Matching the financial rewards with the measures of quality will drive the learning. A partnership of all entities to share the risk and reward will result in tremendous pressure to perform and, no single group of professionals are more performance-oriented than physicians. Unions would not only be unnecessary, they would be impediments. Learning organizations consisting of all stakeholders, physicians included, would be the order of the day.
I impress upon all of your readers, my colleagues, to "call it like it is." We're talking reimbursement! Craft the best deals for the constituency you have fiduciary responsibility to. Place equal energy into partnering for learning. And, above all, empower physicians through risk sharing. Let's avoid unionization of physicians--it cannot help. Let's hear the cries of active desperation and forcefully respond to correct the perceived financial inequities. Let's develop those much lauded integrated delivery systems, those learning organizations, to the benefit of our external customers, our patients, and our internal customers, our providers.
Our central theme is health. Health is balance. Health is synergy. Let's avoid the extraneous, i.e. unions. We have the tools; we have the power. Let's listen, let's hear, and let's effectively respond to create the health!
Respectfully Submitted,
Edward A. Gilkey, MD, MS, MBA
Mount Holly, New Jersey
The virtues of an MBA?
I read with interest the article in the November/December issue of The Physician Executive by Dr. Lazarus about additional education for physician managers. I found it curious that in the midst of his article extolling the virtues of an MBA, Dr. Lazarus makes the point that there may be more appropriate kinds of information that physicians pursuing management careers should be familiar with, other than the standard offerings of traditional MBA programs. The examples he uses are questions from the application for a program that is not an MBA program at all, but rather the new Masters in Medical Management, jointly sponsored by Tulane University and the American College of Physician Executives.
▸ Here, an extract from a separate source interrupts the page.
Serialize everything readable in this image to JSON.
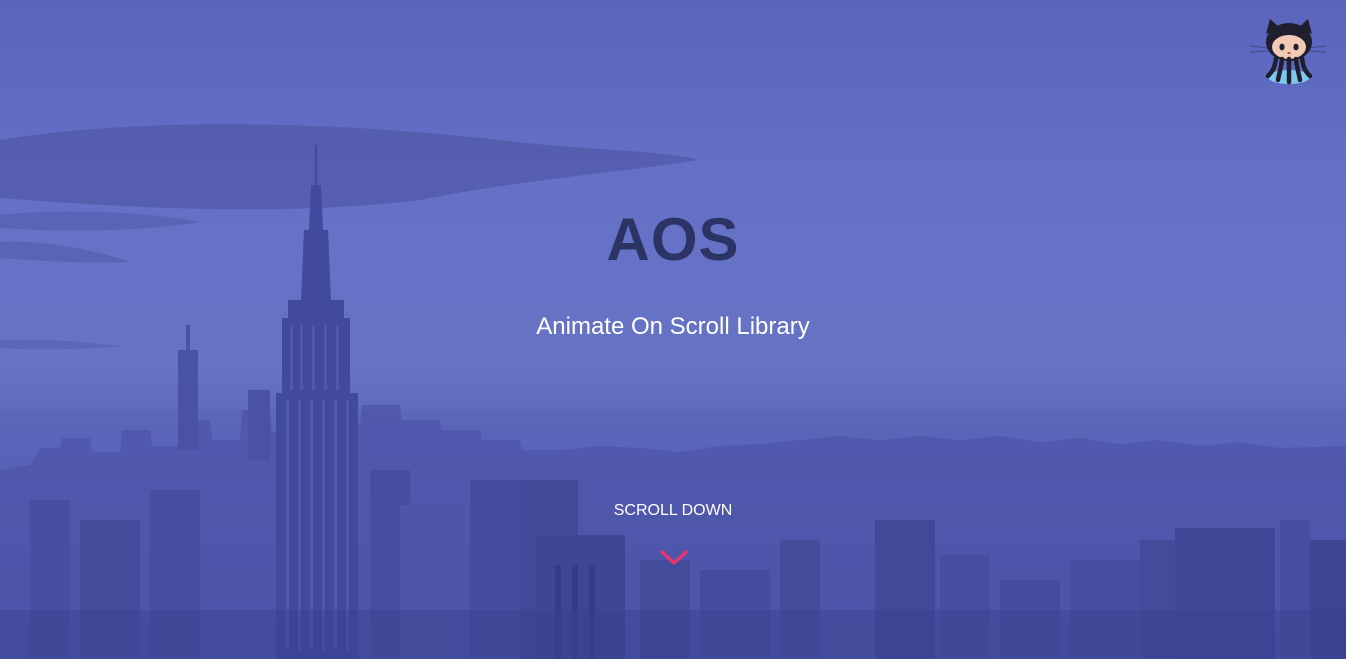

Having recently graduated from the Tulane program, and so having answered the very questions that he uses as examples, I would only try to point out what I believe the issue really should be. Additional, formal, graduate level education is important to those of us who are pursuing full time careers in medical management. We need the knowledge base, we need the non-medical degree, we need the experience of going back to the classroom and learning non-clinical information, and we need to work at changing many of our clinical paradigms if we are to successfully work with lay administrators.